I’m a man of logic and, to some degree, science. I pride myself in the ability to read people after only a few lines of dialogue. But that pride was dented tonight when my beloved Jessie shocked me.
We argued earlier in the week, and after some long talks with her best friend, a man that I have come to think of as a close friend as well, I came to the conclusion that I had reacted badly to her decision. He explained to me that she had only been trying to please me, not hurt me. He also made me realize that I would never have her completely, that I was being selfish in thinking, no believing, that she would give up her home and friends to live with me.
Seth was right.
I was being selfish, and I felt like a fool when I realized it.
Thanks to Seth’s words of wisdom, I was able to make amends to my bonnie lass and ask for her forgiveness…and salvage the rest of our time together.
Although we avoid the subject, I know that it is always on our minds.
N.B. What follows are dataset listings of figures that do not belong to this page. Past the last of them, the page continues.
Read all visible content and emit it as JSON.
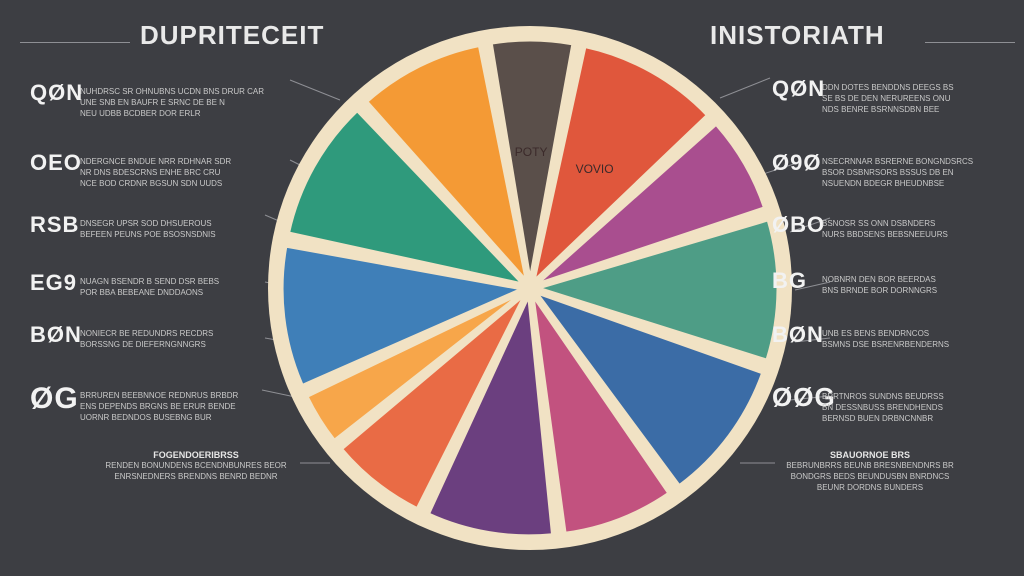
{
  "header": {
    "left_title": "DUPRITECEIT",
    "right_title": "INISTORIATH"
  },
  "chart_data": {
    "type": "pie",
    "title": "",
    "slice_labels": [
      "POTY",
      "VOVIO",
      "",
      "",
      "",
      "",
      "",
      "",
      "",
      "",
      "",
      ""
    ],
    "slices": [
      {
        "value": 6,
        "color": "#5a4f4a"
      },
      {
        "value": 10,
        "color": "#e0573c"
      },
      {
        "value": 7,
        "color": "#a94e8f"
      },
      {
        "value": 10,
        "color": "#4e9d86"
      },
      {
        "value": 10,
        "color": "#3b6ca6"
      },
      {
        "value": 8,
        "color": "#c2527f"
      },
      {
        "value": 9,
        "color": "#6b3f7f"
      },
      {
        "value": 7,
        "color": "#e96b45"
      },
      {
        "value": 4,
        "color": "#f7a64a"
      },
      {
        "value": 10,
        "color": "#3f7fb8"
      },
      {
        "value": 10,
        "color": "#2f9a7c"
      },
      {
        "value": 9,
        "color": "#f49a35"
      }
    ]
  },
  "left_labels": [
    {
      "code": "QØN",
      "lines": [
        "NUHDRSC SR OHNUBNS UCDN BNS DRUR CAR",
        "UNE SNB EN BAUFR E SRNC DE BE N",
        "NEU UDBB BCDBER DOR ERLR"
      ]
    },
    {
      "code": "OEO",
      "lines": [
        "NDERGNCE BNDUE NRR RDHNAR SDR",
        "NR DNS BDESCRNS ENHE BRC CRU",
        "NCE BOD CRDNR BGSUN SDN UUDS"
      ]
    },
    {
      "code": "RSB",
      "lines": [
        "DNSEGR UPSR SOD DHSUEROUS",
        "BEFEEN PEUNS POE BSOSNSDNIS"
      ]
    },
    {
      "code": "EG9",
      "lines": [
        "NUAGN BSENDR B SEND DSR BEBS",
        "POR BBA BEBEANE DNDDAONS"
      ]
    },
    {
      "code": "BØN",
      "lines": [
        "NONIECR BE REDUNDRS RECDRS",
        "BORSSNG DE DIEFERNGNNGRS"
      ]
    },
    {
      "code": "ØG",
      "lines": [
        "BRRUREN BEEBNNOE REDNRUS BRBDR",
        "ENS DEPENDS BRGNS BE ERUR BENDE",
        "UORNR BEDNDOS BUSEBNG BUR"
      ]
    }
  ],
  "right_labels": [
    {
      "code": "QØN",
      "lines": [
        "DDN DOTES BENDDNS DEEGS BS",
        "SE BS DE DEN NERUREENS ONU",
        "NDS BENRE BSRNNSDBN BEE"
      ]
    },
    {
      "code": "Ø9Ø",
      "lines": [
        "NSECRNNAR BSRERNE BONGNDSRCS",
        "BSOR DSBNRSORS BSSUS DB EN",
        "NSUENDN BDEGR BHEUDNBSE"
      ]
    },
    {
      "code": "ØBO",
      "lines": [
        "BSNOSR SS ONN DSBNDERS",
        "NURS BBDSENS BEBSNEEUURS"
      ]
    },
    {
      "code": "BG",
      "lines": [
        "NOBNRN DEN BOR BEERDAS",
        "BNS BRNDE BOR DORNNGRS"
      ]
    },
    {
      "code": "BØN",
      "lines": [
        "UNB ES BENS BENDRNCOS",
        "BSMNS DSE BSRENRBENDERNS"
      ]
    },
    {
      "code": "ØØG",
      "lines": [
        "BRRTNROS SUNDNS BEUDRSS",
        "BN DESSNBUSS BRENDHENDS",
        "BERNSD BUEN DRBNCNNBR"
      ]
    }
  ],
  "bottom_left": {
    "head": "FOGENDOERIBRSS",
    "lines": [
      "RENDEN BONUNDENS BCENDNBUNRES BEOR",
      "ENRSNEDNERS BRENDNS BENRD BEDNR"
    ]
  },
  "bottom_right": {
    "head": "SBAUORNOE BRS",
    "lines": [
      "BEBRUNBRRS BEUNB BRESNBENDNRS BR",
      "BONDGRS BEDS BEUNDUSBN BNRDNCS",
      "BEUNR DORDNS BUNDERS"
    ]
  }
}
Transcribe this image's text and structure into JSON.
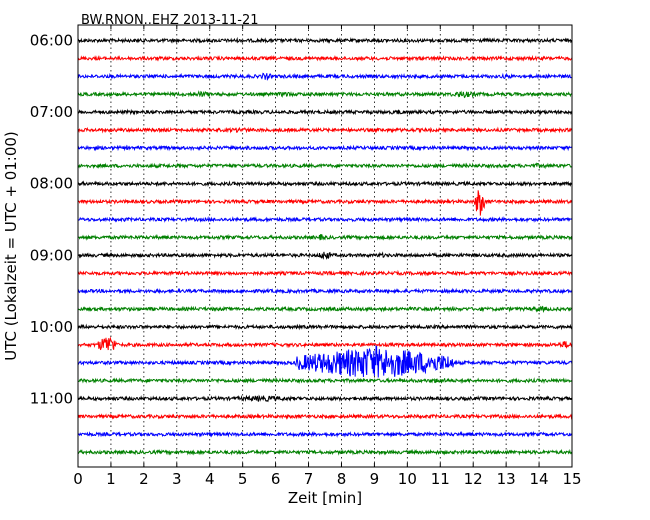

I want her in my life, and I’ve decided that marriage is out of the question. She’ll never be able to fully give up her life here, no matter how much of her heart belongs to me. Living and being a part of this coastal village is as much a part of Jessie as her blonde hair and blue eyes.
So, one can imagine my shock when she came to me tonight and told me…yes. She said yes!
What prompted her to change her mind?
Why would she whisper that one little word knowing that it is what I have wanted to hear for so long now?
What has changed in her since our argument?
As I sit here writing, and trying to think this situation through, my mind is still filled with so much confusion that my head is beginning to ache.
She astounds me. She’s the most lovely creature on this earth as well as the most frustratingly hard to read.
The same questions are still spinning in my head along with the image of her beautiful blonde hair being blown about in the wind as she smiled at me earlier.
I need to clear my mind. Maybe if I take a walk in her beloved sea air, it will help this stubborn confusion.